Page 87 of Into the Heartless Wood
“Awela’s not here. The king’s soldiers took her away with your father to the capital.”
“WHAT?”
She shrinks back from me.
I force myself to breathe. “Forgive me, Efa. Why would they take her?”
“I don’t know. The same reason they arrested your father, perhaps. I wondered what had become of you. Why you weren’t with them.”
I can’t even begin to explain, even if there were time. “Do you know why he was arrested?”
She shakes her head. “They’d bound his hands,” she says. “Awela was crying. They wouldn’t let me comfort her. They just took her away.”
My gut wrenches. “Thanks for looking after her, Efa.”
Tears slip down her cheeks. “If I’d known they would take her, I would have hidden her. I would have—”
“You did all you could,” I say gently. “Thank you.” I pull her into a swift hug.
She pats my arm and wipes her eyes. “Hurry. You don’t want to miss the train.”
I walk to the village in the sucking mud. Rain slips under my collar and drips from the brim of my hat. I blink and see vacant eyes and clawing fingers, blood and ashes.
I try to remember Mother as she was in life: full of laughter and music. Playing her cello in the garden, cursing when she realized she’d set her stool in the cabbage bed and mangled several of the plants. Baking bread in the kitchen, her belly round with Awela, her nose streaked with flour. Dancing with my father in the observatory to the music of the phonograph, their elbows bumping against the bookcase because it was far too small up there to dance. The wonder in her eyes when she first held Awela, though her face was pale and streaked with tears.

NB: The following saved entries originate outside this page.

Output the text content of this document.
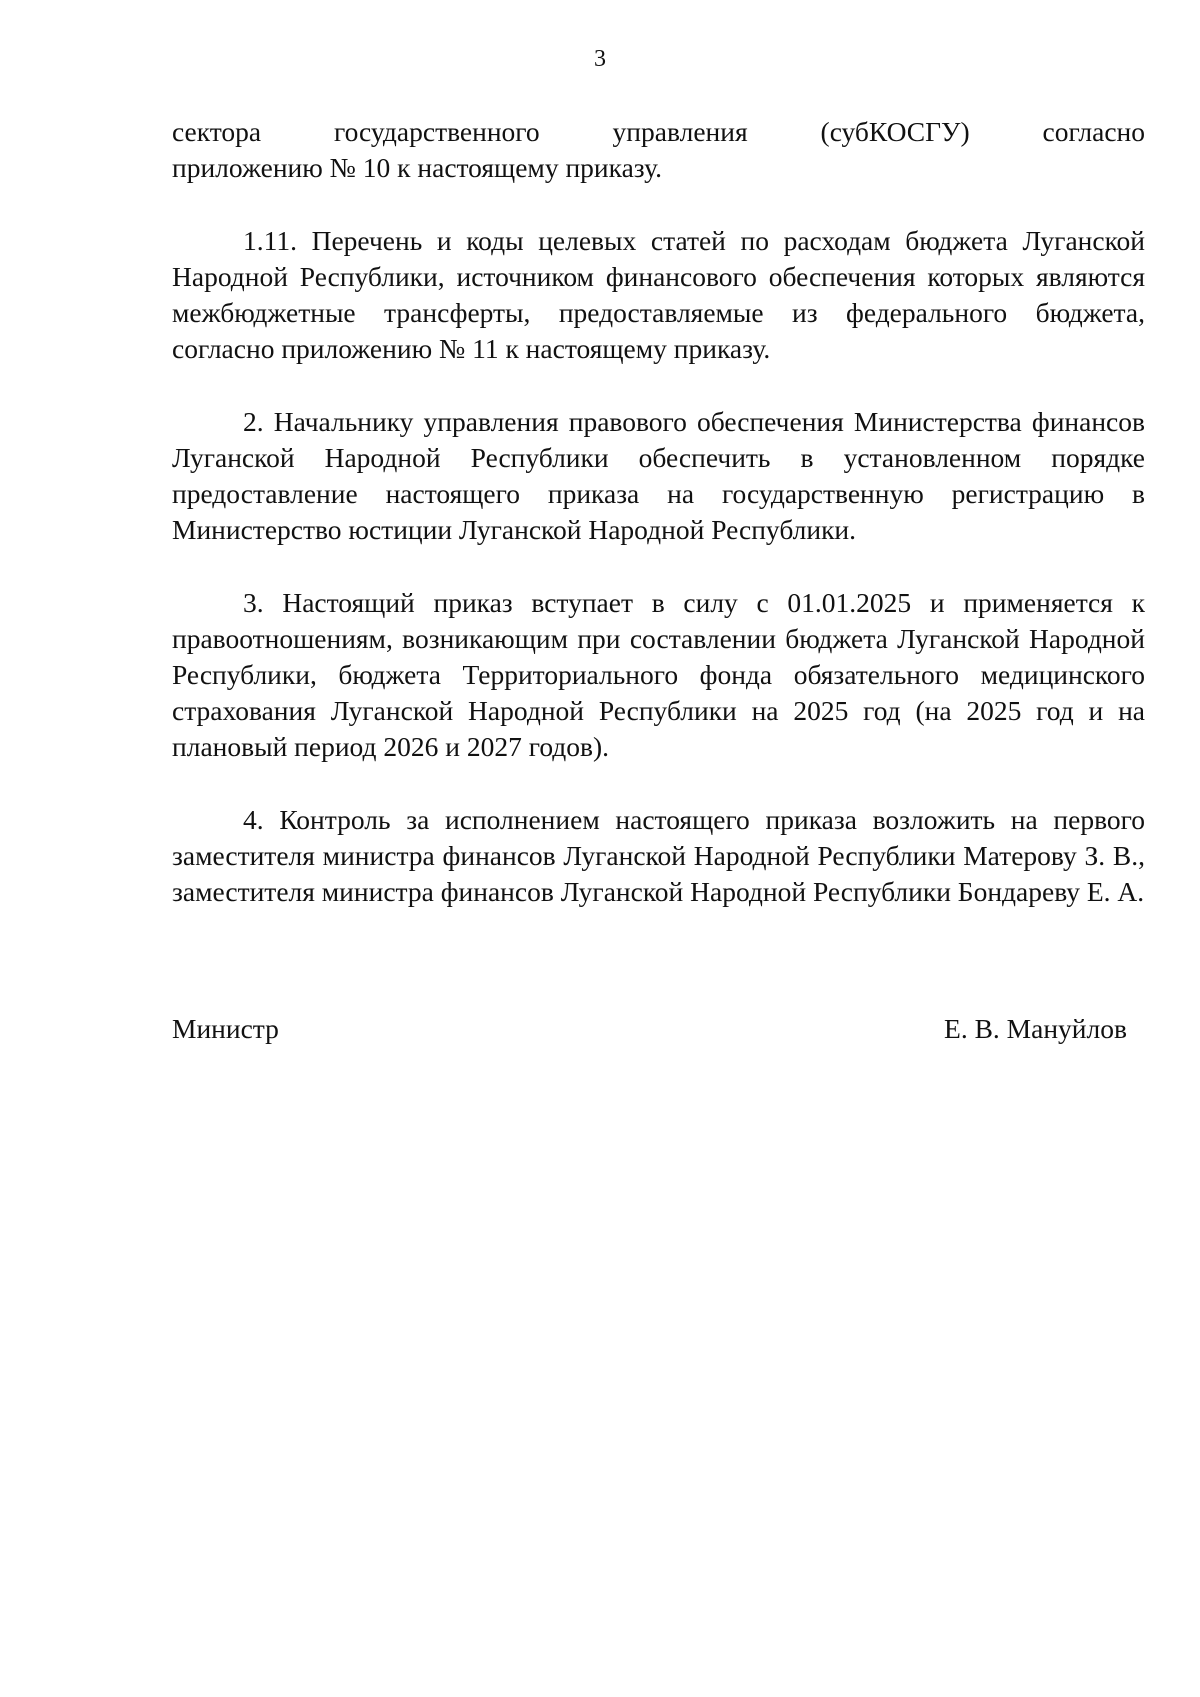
3

сектора государственного управления (субКОСГУ) согласно
приложению № 10 к настоящему приказу.

1.11. Перечень и коды целевых статей по расходам бюджета Луганской Народной Республики, источником финансового обеспечения которых являются межбюджетные трансферты, предоставляемые из федерального бюджета, согласно приложению № 11 к настоящему приказу.

2. Начальнику управления правового обеспечения Министерства финансов Луганской Народной Республики обеспечить в установленном порядке предоставление настоящего приказа на государственную регистрацию в Министерство юстиции Луганской Народной Республики.

3. Настоящий приказ вступает в силу с 01.01.2025 и применяется к правоотношениям, возникающим при составлении бюджета Луганской Народной Республики, бюджета Территориального фонда обязательного медицинского страхования Луганской Народной Республики на 2025 год (на 2025 год и на плановый период 2026 и 2027 годов).

4. Контроль за исполнением настоящего приказа возложить на первого заместителя министра финансов Луганской Народной Республики Матерову З. В., заместителя министра финансов Луганской Народной Республики Бондареву Е. А.

Министр	Е. В. Мануйлов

She shouldn’t have ended that way.
She shouldn’t have.
I make it to the village before the train, and duck into the inn to buy my ticket. Mairwen Griffith eyes me across the counter, accepting my fare and writing the ticket for me. Wisps of dark hair have come loose from her bun, and I remember how beautiful I used to think she was. How I imagined I might marry her.
But I don’t think her beautiful now. Or maybe her beauty just doesn’t hold the same charm it once did.
Silver skin and silver lips. The scent of violets.
I followed the tree siren into the wood.
The siren with violets in her hair.
I shudder.
“Owen? Are you all right?”
“Fine,” I say.
She offers me the ticket, and I take it.
She studies me. “When you come back, will you have that dinner with me? I’ve been waiting quite a while.”
“I’m sorry, Mairwen,” I reply. “But I don’t think I’m coming back.”
I settle into my seat, tugging my father’s coat tight against my shoulders as the train lurches into motion. I take off my hat and put it on the empty seat beside me. The rainy countryside blurs past my window, and I hurtle toward Breindal City, toward my father and Awela and the king.
I try not to think about the last time I was on a train.